LONDON — In one of her final acts as prime minister, Theresa May pledged Wednesday to pass legislation that will commit Britain to eliminating its contribution to climate change by 2050, making it the first Group of Seven advanced economies to do so.

“This country led the world in innovation during the Industrial Revolution, and now we must lead the world to a cleaner, greener form of growth,” May said.

Environmental groups welcomed the announcement but raised concerns about how, exactly, Britain plans to reach net zero greenhouse has emissions by 2050. Others said the target was not ambitious enough or would be impossible to achieve.

Major protests in Britain, including by children skipping school to march through cities, have helped push climate change toward the top of the political agenda.
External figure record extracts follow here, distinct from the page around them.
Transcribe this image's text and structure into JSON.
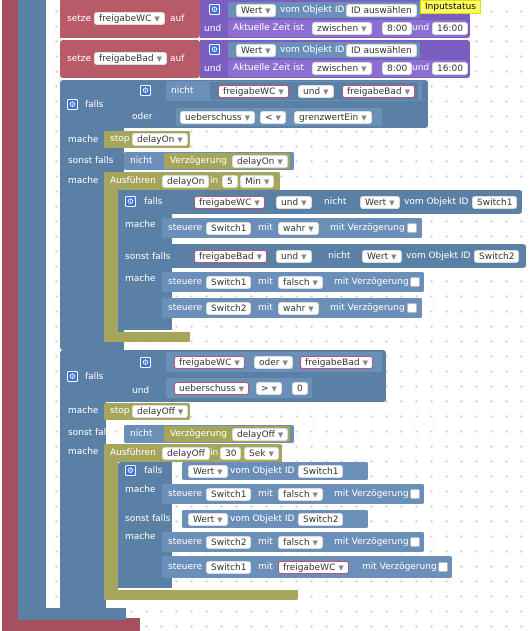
{
  "comment": "Inputstatus",
  "set_wc": {
    "label": "setze",
    "var": "freigabeWC",
    "to": "auf",
    "value": "Wert",
    "from": "vom Objekt ID",
    "object": "ID auswählen",
    "and": "und",
    "time_label": "Aktuelle Zeit ist",
    "op": "zwischen",
    "t1": "8:00",
    "t2": "16:00"
  },
  "set_bad": {
    "label": "setze",
    "var": "freigabeBad",
    "to": "auf",
    "value": "Wert",
    "from": "vom Objekt ID",
    "object": "ID auswählen",
    "and": "und",
    "time_label": "Aktuelle Zeit ist",
    "op": "zwischen",
    "t1": "8:00",
    "t2": "16:00"
  },
  "if1": {
    "falls": "falls",
    "not": "nicht",
    "a": "freigabeWC",
    "and": "und",
    "b": "freigabeBad",
    "or": "oder",
    "surplus": "ueberschuss",
    "lt": "<",
    "limit": "grenzwertEin",
    "mache": "mache",
    "stop": "stop",
    "stop_arg": "delayOn",
    "elseif": "sonst falls",
    "not2": "nicht",
    "delay": "Verzögerung",
    "delay_arg": "delayOn",
    "mache2": "mache",
    "run": "Ausführen",
    "run_arg": "delayOn",
    "in": "in",
    "num": "5",
    "unit": "Min"
  },
  "inner1": {
    "falls": "falls",
    "a": "freigabeWC",
    "and": "und",
    "not": "nicht",
    "value": "Wert",
    "from": "vom Objekt ID",
    "obj": "Switch1",
    "mache": "mache",
    "ctrl": "steuere",
    "s1": "Switch1",
    "with": "mit",
    "v1": "wahr",
    "delay": "mit Verzögerung",
    "elseif": "sonst falls",
    "b": "freigabeBad",
    "and2": "und",
    "not2": "nicht",
    "value2": "Wert",
    "from2": "vom Objekt ID",
    "obj2": "Switch2",
    "mache2": "mache",
    "ctrl2": "steuere",
    "s2a": "Switch1",
    "with2": "mit",
    "v2": "falsch",
    "delay2": "mit Verzögerung",
    "ctrl3": "steuere",
    "s3": "Switch2",
    "with3": "mit",
    "v3": "wahr",
    "delay3": "mit Verzögerung"
  },
  "if2": {
    "falls": "falls",
    "a": "freigabeWC",
    "or": "oder",
    "b": "freigabeBad",
    "and": "und",
    "surplus": "ueberschuss",
    "gt": ">",
    "zero": "0",
    "mache": "mache",
    "stop": "stop",
    "stop_arg": "delayOff",
    "elseif": "sonst falls",
    "not": "nicht",
    "delay": "Verzögerung",
    "delay_arg": "delayOff",
    "mache2": "mache",
    "run": "Ausführen",
    "run_arg": "delayOff",
    "in": "in",
    "num": "30",
    "unit": "Sek"
  },
  "inner2": {
    "falls": "falls",
    "value": "Wert",
    "from": "vom Objekt ID",
    "obj": "Switch1",
    "mache": "mache",
    "ctrl": "steuere",
    "s1": "Switch1",
    "with": "mit",
    "v1": "falsch",
    "delay": "mit Verzögerung",
    "elseif": "sonst falls",
    "value2": "Wert",
    "from2": "vom Objekt ID",
    "obj2": "Switch2",
    "mache2": "mache",
    "ctrl2": "steuere",
    "s2": "Switch2",
    "with2": "mit",
    "v2": "falsch",
    "delay2": "mit Verzögerung",
    "ctrl3": "steuere",
    "s3": "Switch1",
    "with3": "mit",
    "v3": "freigabeWC",
    "delay3": "mit Verzögerung"
  }
}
An activist group called Extinction Rebellion has also organized several high-profile protests, leading to more than 1,000 arrests. One of its demonstrations included a “die-in” at the Natural History Museum, where hundreds of demonstrators lay down in a hall beneath a blue whale skeleton to raise awareness of predicted mass-extinction events caused by humans.

May is keen to cement a legacy beyond Brexit in her final weeks as prime minister. She resigned as party leader Friday and will officially step down as head of government once her successor is picked, mostly likely in late July.

“It’s clear this is a legacy issue, and it really is a tremendous legacy for her to leave behind,” said Bob Ward, policy director for the London-based Grantham Research Institute on Climate Change and the Environment.